Will Trump Call Biden’s Bluff on Cuba?

Senator Rubio, at his confirmation hearing for secretary of state, makes it clear that he knows what the Castroite communists are up to.

AP/Alex Brandon
Senator Rubio, President-elect Trump's choice to be Secretary of State, on Capitol Hill, January 15, 2025. AP/Alex Brandon

“Without a question,” the nominee to be Secretary of State, Senator Rubio, said yesterday, when asked if the Cuban dictatorship from which his parents fled belongs on the list of terrorist states. The question was posed by a fellow Cuban descendant, Senator Cruz, and Mr. Rubio didn’t leave the context in the air. “Nothing that the Biden administration has agreed to in the last 12 or 18 hours,” he said, “binds the next administration, which starts on Monday.”

The lifeline that was tossed to the Castroite regime was but one in a flurry of last-minute executive orders issued by President Biden before leaving office. The White House announced it would remove Cuba from the list of terror-backing states. President-elect Trump’s vowed to issue 100 EOs on day one. Many of them will simply cancel the outgoing president’s late writs. Cuba, therefore, will likely be re-listed as a supporter of terror. 

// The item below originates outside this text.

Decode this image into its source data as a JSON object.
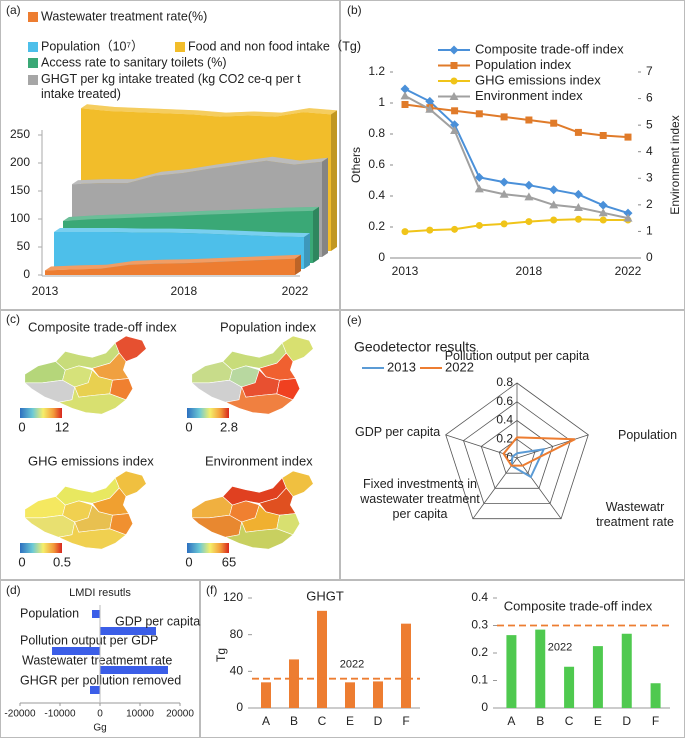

Rightly so. Cuba, Mr. Rubio made clear, backs a Colombia-based terrorist group, the FARC. It has ties to the arch-terrorists at Tehran. It maintains “friendly” relations with Hamas and Hezbollah. “There is zero doubt in my mind that they meet all the qualifications for being a state sponsor of terrorism,” the Floridan said. He also mentioned Havana’s ties to Venezuela’s President, Nicolás Maduro, who was inaugurated Friday. 

To top a stolen election, Mr. Maduro followed up his ill-gained resumption of power by threatening to invade American territory. “The liberty of Puerto Rico is pending, and we will achieve it with Brazilian troops,” Mr. Maduro said Sunday. In reality, Cuban soldiers for hire are more likely than Brazilian ones to abet such an adventure. Governor González-Colón of Puerto Rico pleaded with Trump to defend against an “open threat” to America.     

Mr. Biden’s explanation for removing Havana from a list on which it clearly belongs is that the regime would release more than 500 political prisoners out of some 950 in Cuban dungeons. That is a noble idea, even as the regime is likely to rearrest at least some of those it releases. Yet is that a good deal? Is it worth giving the heirs of Castro access to American banks, where they can stash ill-gained riches? Is it even legal, as the White House seems to argue?.

Mr. Biden notified Congress that he is issuing a “waiver for Title III of the Helms-Burton Act, otherwise known as the Libertad Act, for a period of six months,” Press Secretary Karine Jean-Pierre said Tuesday. Can he? According to the 1996 act, the president can suspend sanctions on Cuba upon submitting to Congress a report that a “transition government in Cuba is in power.” No such report could pass the laugh test. 

Far from a transitional figure, the current Havana strong man, Miguel Díaz-Canel, is an avid practitioner of the Castro regime’s tenets. The Fidel and Raul descendants are reportedly amassing wealth while Cuban citizens line up for government-supplied bits of rice and beans. The peso is worth less than the paper it’s printed on. As a result of power mismanagement, homes get electricity only a few hours a day. Blackouts are the rule. 

Helms-Burton specifies conditions for a presidential waiver of sanctions. Those include  legalizing “all political activity,” releasing “all political prisoners,” and “organizing free and fair elections.” President Obama tried to evade these hurdles under the theory that ending American sanctions would lead Cuba to open up. It didn’t. Mr. Biden’s gambit is unlikely to do better. Good luck to Mr. Rubio and President-elect Trump in reversing Biden on this head.